DO NOT judge a restaurant by its frontage and the dining area, advises Kuala Lumpur City Hall (DBKL).
Its Health and Environment Department director Dr Noor Akma Shabudin said most eateries in the city tend to spend money to make their entrance appealing to customers, but neglect the food preparation area.
“They put a lot of effort on the interior and exterior of the shop, but stinge on having a spacious kitchen complete with a proper washing area.
“If you go to the back lanes of these restaurants you will see that most of the time, cleaning, washing and sometimes even cooking are done outside, next to clogged drains,’’ she said.
Dr Noor Akma said the public should be more observant of the surroundings of a restaurant before choosing to eat at the place.
“They can go on the pretence of using the toilet, and they would have to pass the kitchen area to get there.
“So I suggest they take a good look at the kitchen and toilets to see if they are hygienic, and get an idea of how their food is prepared,’’ she added.
StarMetro found this to be true during a check at several areas in Kuala Lumpur.
Walking along the back alleys of Jalan Kuchai Maju 6, Kuchai Entrepreneurs Park, the sight of workers washing dishes, vegetables, meat, as well as cooking next to drains is common.
There was a nauseating stench of rotting organic waste, coupled with oil and grease hardened inside the drains and rat droppings.
The sight of a huge tub of sauce used to marinate and glaze barbecued pork that is served with the wantan mee, caught my eye. What shocked me was that the tub was left exposed at the back of the shop.
A similar sight was spotted in the Jalan Mega Mendung business area.
The back lanes of the restaurants were too filthy to describe, we let the photos speak for themselves.
Restaurant employees were seen cooking food and washing dishes right next to drains.
At one place, a female employee cooked meat while chatting with her friend who was washing dishes next to her.
Bottles of detergent and cans of insect repellent were placed together with sauce and spice bottles next to the makeshift stove.
A few doors down, some ikan bakar were left exposed on a hot plate at the back lane of a restaurant.
We also noticed that the majority of the food handlers did not wear caps and gloves.
The same situation was seen in Cheras, Taman Desa, Happy Garden and Brickfields.
The locations are ironically popular food joints, but the drains were clogged with grease and many of the restaurants’ grease traps were either not functioning or only there for show.
Two weeks ago, a restaurant in Bangsar made headlines over its unsanitary way of washing dishes.

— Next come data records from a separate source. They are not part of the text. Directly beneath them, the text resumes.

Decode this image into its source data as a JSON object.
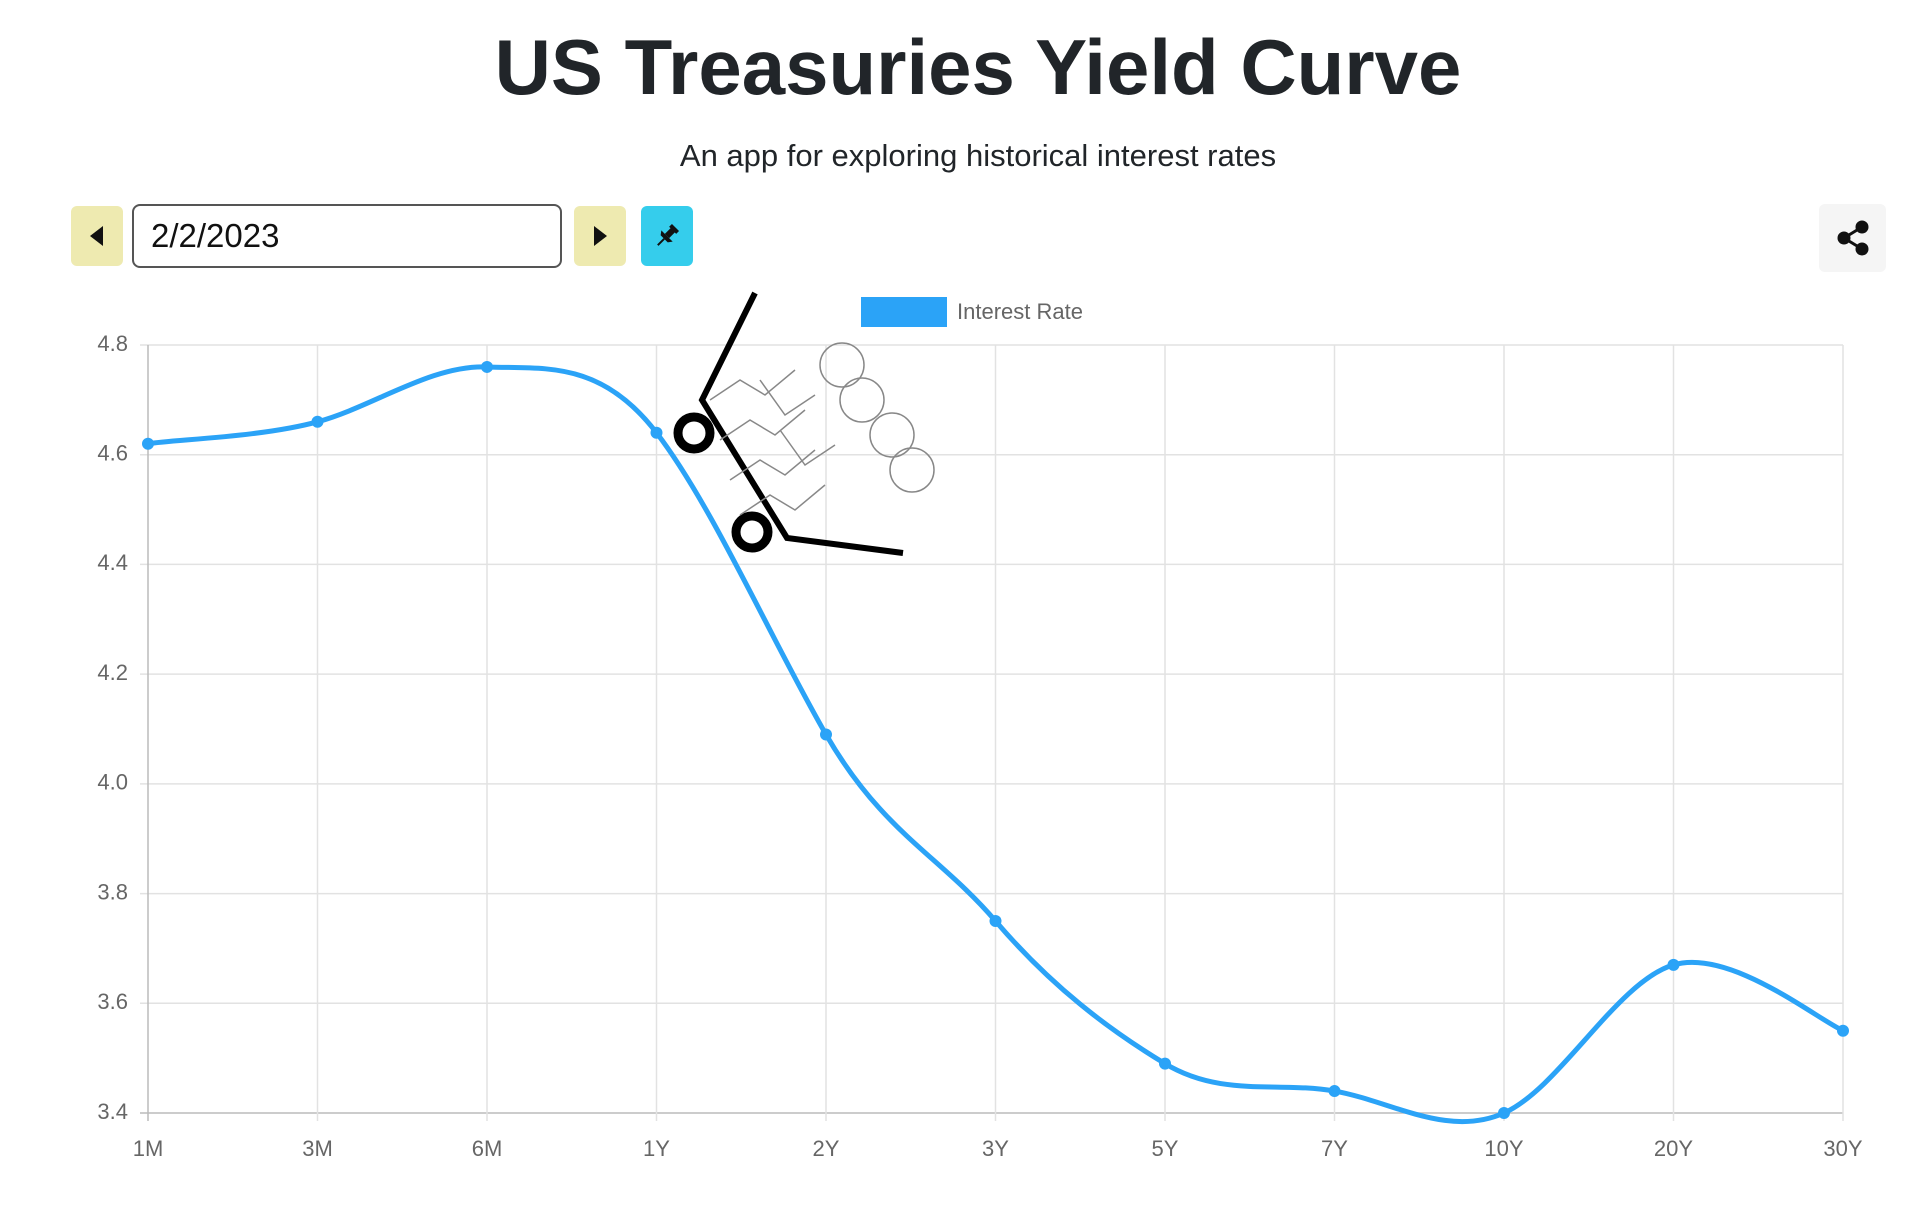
{
  "header": {
    "title": "US Treasuries Yield Curve",
    "subtitle": "An app for exploring historical interest rates"
  },
  "controls": {
    "date": "2/2/2023"
  },
  "chart_data": {
    "type": "line",
    "categories": [
      "1M",
      "3M",
      "6M",
      "1Y",
      "2Y",
      "3Y",
      "5Y",
      "7Y",
      "10Y",
      "20Y",
      "30Y"
    ],
    "series": [
      {
        "name": "Interest Rate",
        "color": "#2ba3f7",
        "values": [
          4.62,
          4.66,
          4.76,
          4.64,
          4.09,
          3.75,
          3.49,
          3.44,
          3.4,
          3.67,
          3.55
        ]
      }
    ],
    "ylim": [
      3.4,
      4.8
    ],
    "yticks": [
      3.4,
      3.6,
      3.8,
      {
        "value": 4,
        "label": "4.0"
      },
      4.2,
      4.4,
      4.6,
      4.8
    ],
    "grid": true
  }
}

Raj’s Banana Leaf Restaurant branch in Bangsar drew the ire of netizens after a 30-second video showed three of its employees squatting at the back of the restaurant scrubbing and rinsing plates in a puddle of water in a pothole next to the drain.
Following the incident StarMetro embarked on the Metro Hygiene Campaign urging readers to alert us on dirty restaurants.
The feedback has been overwhelming, we received many tip-offs from readers.
Readers highlighted restaurants in Gombak, Jalan Kelang Lama, Sri Hartamas, Cheras, Brickfields, Bukit Bintang and Bangsar.
They even sent photos and videos showing rats, cockroaches and flies in the restaurants, even at high-end eateries inside hotels and malls.